Threats of beauty
Art and the environment are symbiotic in nature — a fact that is well known to all. But what happens if there is no nature left to admire and the only thing visible to the naked eye are heaps of garbage?
Anu Jindal, in her art collection exhibited at the India International Centre, tries to draw the public’s attention towards the deteriorating conditions of the world around us. Her work involves a diverse portfolio of paintings, sculptures, installations, and pottery. Through her works, she puts forth the stark question, “Whither next?”
Her works revolve around the earth and the environment with a focus on the past and the present. But how? “I am not talking about the environment in the future — I am questioning it. I am presenting a part of the situation that is around me,” she replies.
Her artwork involves an intense level of investigation and interpretation of her subjects. She explains, “A lot of research goes into it but the basic idea and concept comes from the heart.” For instance, she explains the work put behind her centrepiece, Labyrinth. “The concept of the labyrinth is very fascinating. I made it out of plants and covered it with plastic. Each plant was choked by the plastic and they were all wilting and rotting,” she adds.
Finding calm amid chaos is one of the qualities art possesses and Anu’s work is no different. She explains that the works have been divided into two categories: ‘nature beautiful’ for the paintings on the wall and ‘nature threatened’ installations and sculptures. She adds, “The paintings do have tranquillity because that is how I view nature.
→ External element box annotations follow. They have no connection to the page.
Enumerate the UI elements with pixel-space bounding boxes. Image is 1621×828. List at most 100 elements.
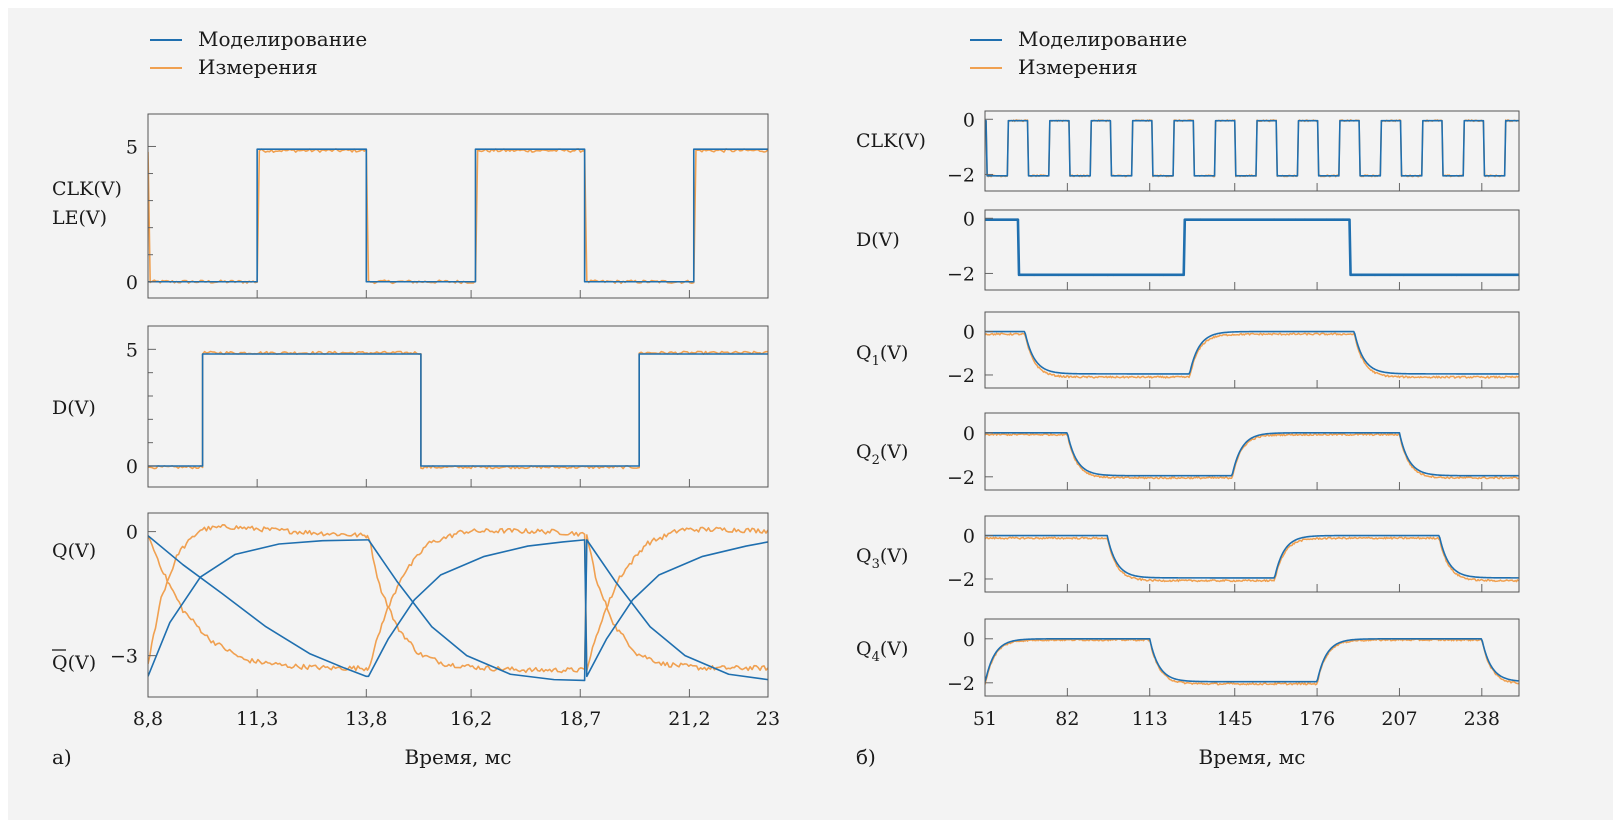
simulation-line bbox=[985, 119, 1519, 177]
plot-area bbox=[985, 312, 1519, 388]
subplot-a-2: 0 5 D(V) bbox=[52, 325, 769, 488]
plot-area bbox=[148, 114, 768, 298]
subplot-б-4: 0 −2 Q2(V) bbox=[856, 412, 1520, 491]
legend-label-measurement: Измерения bbox=[1018, 55, 1138, 79]
plot-frame bbox=[984, 209, 1520, 291]
y-axis-label: D(V) bbox=[52, 397, 96, 419]
simulation-line bbox=[148, 353, 768, 467]
legend-label-measurement: Измерения bbox=[198, 55, 318, 79]
plot-frame bbox=[984, 311, 1520, 389]
x-tick-label: 23 bbox=[756, 708, 780, 730]
series-group bbox=[148, 350, 768, 470]
series-group bbox=[985, 330, 1519, 379]
plot-area bbox=[148, 326, 768, 487]
y-axis-label: Q3(V) bbox=[856, 545, 908, 572]
y-tick-label: 0 bbox=[963, 208, 975, 230]
series-group bbox=[148, 148, 768, 285]
x-tick-label: 18,7 bbox=[559, 708, 601, 730]
y-tick-label: 0 bbox=[126, 272, 138, 294]
x-tick-label: 145 bbox=[1217, 708, 1253, 730]
series-group bbox=[985, 534, 1519, 583]
y-tick-label: −2 bbox=[947, 467, 975, 489]
subplot-б-6: 0 −2 Q4(V) bbox=[856, 618, 1520, 697]
y-tick-label: −2 bbox=[947, 263, 975, 285]
y-tick-label: −2 bbox=[947, 673, 975, 695]
x-tick-label: 51 bbox=[973, 708, 997, 730]
y-axis-label: Q2(V) bbox=[856, 441, 908, 468]
plot-area bbox=[985, 111, 1519, 191]
y-tick-label: −3 bbox=[110, 646, 138, 668]
series-group bbox=[985, 432, 1519, 480]
y-axis-label: Q1(V) bbox=[856, 342, 908, 369]
simulation-line bbox=[985, 330, 1519, 375]
y-tick-label: −2 bbox=[947, 569, 975, 591]
y-tick-label: 5 bbox=[126, 339, 138, 361]
plot-frame bbox=[147, 325, 769, 488]
y-tick-label: 0 bbox=[963, 423, 975, 445]
subplot-б-3: 0 −2 Q1(V) bbox=[856, 311, 1520, 389]
x-tick-label: 176 bbox=[1299, 708, 1335, 730]
simulation-line bbox=[985, 534, 1519, 579]
measurement-line bbox=[985, 432, 1519, 480]
plot-frame bbox=[984, 515, 1520, 593]
y-axis-label: CLK(V) bbox=[52, 178, 122, 200]
chart-panel-a: Моделирование Измерения 0 5 CLK(V) LE(V) 0 5 D(V… bbox=[52, 27, 780, 769]
simulation-line bbox=[148, 148, 768, 283]
subplot-б-2: 0 −2 D(V) bbox=[856, 208, 1520, 291]
simulation-line bbox=[148, 535, 768, 678]
plot-area bbox=[148, 513, 768, 697]
simulation-line bbox=[985, 638, 1519, 683]
x-tick-label: 8,8 bbox=[133, 708, 163, 730]
subplot-a-3: 0 −3 Q(V) Q(V) bbox=[52, 512, 769, 698]
plot-frame bbox=[984, 110, 1520, 192]
x-tick-label: 207 bbox=[1381, 708, 1417, 730]
x-axis-label: Время, мс bbox=[405, 745, 512, 769]
chart-panel-б: Моделирование Измерения 0 −2 CLK(V) 0 −2 D(V) 0 −… bbox=[856, 27, 1520, 769]
panel-caption: а) bbox=[52, 745, 72, 769]
plot-frame bbox=[984, 618, 1520, 697]
y-tick-label: −2 bbox=[947, 164, 975, 186]
measurement-line bbox=[148, 523, 768, 674]
plot-frame bbox=[984, 412, 1520, 491]
chart-root: Моделирование Измерения 0 5 CLK(V) LE(V) 0 5 D(V… bbox=[52, 27, 1520, 769]
series-group bbox=[985, 119, 1519, 178]
legend-label-simulation: Моделирование bbox=[198, 27, 367, 51]
measurement-line bbox=[985, 638, 1519, 686]
y-tick-label: 0 bbox=[963, 629, 975, 651]
plot-area bbox=[985, 516, 1519, 592]
series-group bbox=[148, 523, 768, 682]
y-tick-label: −2 bbox=[947, 365, 975, 387]
y-axis-label: D(V) bbox=[856, 229, 900, 251]
y-axis-label: LE(V) bbox=[52, 207, 107, 229]
simulation-line bbox=[148, 539, 768, 682]
plot-frame bbox=[147, 113, 769, 299]
x-tick-label: 113 bbox=[1132, 708, 1168, 730]
y-tick-label: 0 bbox=[963, 109, 975, 131]
x-tick-label: 238 bbox=[1464, 708, 1500, 730]
measurement-line bbox=[148, 526, 768, 672]
subplot-б-1: 0 −2 CLK(V) bbox=[856, 109, 1520, 192]
x-tick-label: 82 bbox=[1055, 708, 1079, 730]
simulation-line bbox=[985, 432, 1519, 477]
y-tick-label: 0 bbox=[126, 522, 138, 544]
x-tick-label: 21,2 bbox=[668, 708, 710, 730]
series-group bbox=[985, 638, 1519, 686]
plot-area bbox=[985, 210, 1519, 290]
x-axis-label: Время, мс bbox=[1199, 745, 1306, 769]
y-axis-label: Q(V) bbox=[52, 540, 96, 562]
panel-caption: б) bbox=[856, 745, 876, 769]
series-group bbox=[985, 218, 1519, 277]
y-tick-label: 0 bbox=[126, 456, 138, 478]
x-tick-label: 11,3 bbox=[236, 708, 278, 730]
subplot-б-5: 0 −2 Q3(V) bbox=[856, 515, 1520, 593]
x-tick-label: 13,8 bbox=[345, 708, 387, 730]
y-tick-label: 0 bbox=[963, 322, 975, 344]
plot-area bbox=[985, 413, 1519, 490]
y-axis-label: Q4(V) bbox=[856, 638, 908, 665]
measurement-line bbox=[985, 332, 1519, 379]
plot-frame bbox=[147, 512, 769, 698]
y-axis-label: Q(V) bbox=[52, 652, 96, 674]
x-tick-label: 16,2 bbox=[450, 708, 492, 730]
It was meant to be meditative.” Speaking about one of her paintings The Hymn of Creation that was inspired by the Rig Veda, she says, “I have repeated it six times because I do not want the viewer to read it but it is more like using it as a graphic symbol. It’s in a spiral that is deliberate because a spiral is open and expanding; the openness represents hope.”
She has used the colour intaglio technique which involves etching and is done on a zinc or copper plate. Then the areas are gouged out with the picture and acid and then the ink is rubbed on the depressed area that is then passed through an etching press and the ink is forced out of the depressed area. “In colour intaglio printmaking technique, you have to make deep grooves and these grooves are in deep layers and then you ink it in three different colours,” she explains and later calls it a “very complicated” technique.
While her works pose the question of ‘what next?’ for the environmental crisis, the answer she is hoping for is a positive one. The aim of the exhibition, she hopes will “encourage viewers to move in the right direction as everybody comes on board to solve the crisis.”